Pristine certainly isn't the only kid in the Google Glass sandbox. The innovative, consumer-facing device that made it onto IDC Health Insights' list of top 10 mHealth trends in 2014 has caught the attention of healthcare innovators from California to Europe. Orlando Portale, chief innovation officer for the San Diego-based Palomar Health network, even created a "Glassomics" incubator lab at the health system's newest hospital, and offered a demo of the Google Glass at the recent 2014 International CES in San Diego. He sees the device someday being used to identify patients and show their EHRs, scan barcodes, even call up vital signs.

But there has been pushback – and that goes far beyond the California woman pulled over by a police officer for driving with Google Glass (a charge since dropped). And a theater-goer allegedly caught trying to record a movie. Some health networks have reportedly asked their doctors to hold off on trying out the Google Glass until it's tested further. And even Google is staying out of the fray, choosing instead to focus all its efforts on the consumer launch.

'They don't want those headaches right now," Samani said of Google's reaction to healthcare interests.

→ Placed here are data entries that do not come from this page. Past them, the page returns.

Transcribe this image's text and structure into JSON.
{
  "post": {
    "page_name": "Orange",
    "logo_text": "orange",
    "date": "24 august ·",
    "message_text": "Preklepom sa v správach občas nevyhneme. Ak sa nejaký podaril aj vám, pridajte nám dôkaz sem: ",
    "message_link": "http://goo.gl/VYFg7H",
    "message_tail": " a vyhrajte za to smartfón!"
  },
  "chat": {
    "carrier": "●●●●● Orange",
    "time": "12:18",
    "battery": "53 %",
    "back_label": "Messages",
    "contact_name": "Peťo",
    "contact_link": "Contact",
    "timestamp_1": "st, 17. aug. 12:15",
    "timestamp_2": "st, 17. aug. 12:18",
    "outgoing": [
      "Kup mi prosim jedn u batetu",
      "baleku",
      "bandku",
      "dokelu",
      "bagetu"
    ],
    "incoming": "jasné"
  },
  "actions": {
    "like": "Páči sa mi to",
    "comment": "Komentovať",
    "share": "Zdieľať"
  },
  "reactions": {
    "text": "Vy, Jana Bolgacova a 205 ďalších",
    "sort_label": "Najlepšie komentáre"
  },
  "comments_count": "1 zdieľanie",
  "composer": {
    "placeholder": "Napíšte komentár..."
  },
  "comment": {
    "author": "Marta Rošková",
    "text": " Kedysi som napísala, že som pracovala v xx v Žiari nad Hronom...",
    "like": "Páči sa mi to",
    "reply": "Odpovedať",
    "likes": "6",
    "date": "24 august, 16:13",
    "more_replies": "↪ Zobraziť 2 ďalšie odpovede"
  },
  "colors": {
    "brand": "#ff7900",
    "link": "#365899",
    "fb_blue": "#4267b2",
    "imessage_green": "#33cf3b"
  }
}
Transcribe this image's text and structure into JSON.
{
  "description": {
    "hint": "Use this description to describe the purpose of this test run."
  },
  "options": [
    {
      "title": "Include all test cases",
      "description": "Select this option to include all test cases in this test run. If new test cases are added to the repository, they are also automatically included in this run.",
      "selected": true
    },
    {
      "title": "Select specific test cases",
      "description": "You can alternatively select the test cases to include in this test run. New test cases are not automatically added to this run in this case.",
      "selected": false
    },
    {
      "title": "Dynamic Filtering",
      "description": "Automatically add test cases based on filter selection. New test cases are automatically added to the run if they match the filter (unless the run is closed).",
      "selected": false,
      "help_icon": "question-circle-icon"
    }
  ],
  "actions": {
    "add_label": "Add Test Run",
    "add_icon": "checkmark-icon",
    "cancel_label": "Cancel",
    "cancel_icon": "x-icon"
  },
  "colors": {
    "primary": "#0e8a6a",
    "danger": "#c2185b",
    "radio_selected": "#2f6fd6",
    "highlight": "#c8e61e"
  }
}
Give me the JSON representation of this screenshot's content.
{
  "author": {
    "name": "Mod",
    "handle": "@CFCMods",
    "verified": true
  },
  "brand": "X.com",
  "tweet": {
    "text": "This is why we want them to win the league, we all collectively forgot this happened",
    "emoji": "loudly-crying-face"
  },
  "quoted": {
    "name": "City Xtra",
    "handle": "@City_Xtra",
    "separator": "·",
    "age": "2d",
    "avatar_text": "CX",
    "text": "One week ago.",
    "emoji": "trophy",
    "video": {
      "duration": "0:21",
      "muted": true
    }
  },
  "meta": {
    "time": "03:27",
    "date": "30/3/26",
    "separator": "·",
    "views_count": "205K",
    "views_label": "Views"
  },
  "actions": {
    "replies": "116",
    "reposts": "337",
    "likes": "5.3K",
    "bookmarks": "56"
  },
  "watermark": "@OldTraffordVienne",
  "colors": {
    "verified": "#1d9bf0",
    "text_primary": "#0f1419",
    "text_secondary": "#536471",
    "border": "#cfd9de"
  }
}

To Samani, the idea of "taking Glass and un-Googling it" essentially strips out the complexity that won't work in healthcare. The eyeware's out-of-the-box functions are designed for the consumer, he said, not healthcare. "We have to do a lot of work to make this hospital-friendly."

That means finding a niche in healthcare – giving physicians a reason to use Google Glass.

'You can Google 'apps for healthcare' and find, like, 5,000 things on the Internet," he said. 'The problem is most of these things aren't economical (for the healthcare provider). You have to pick one thing and one thing only."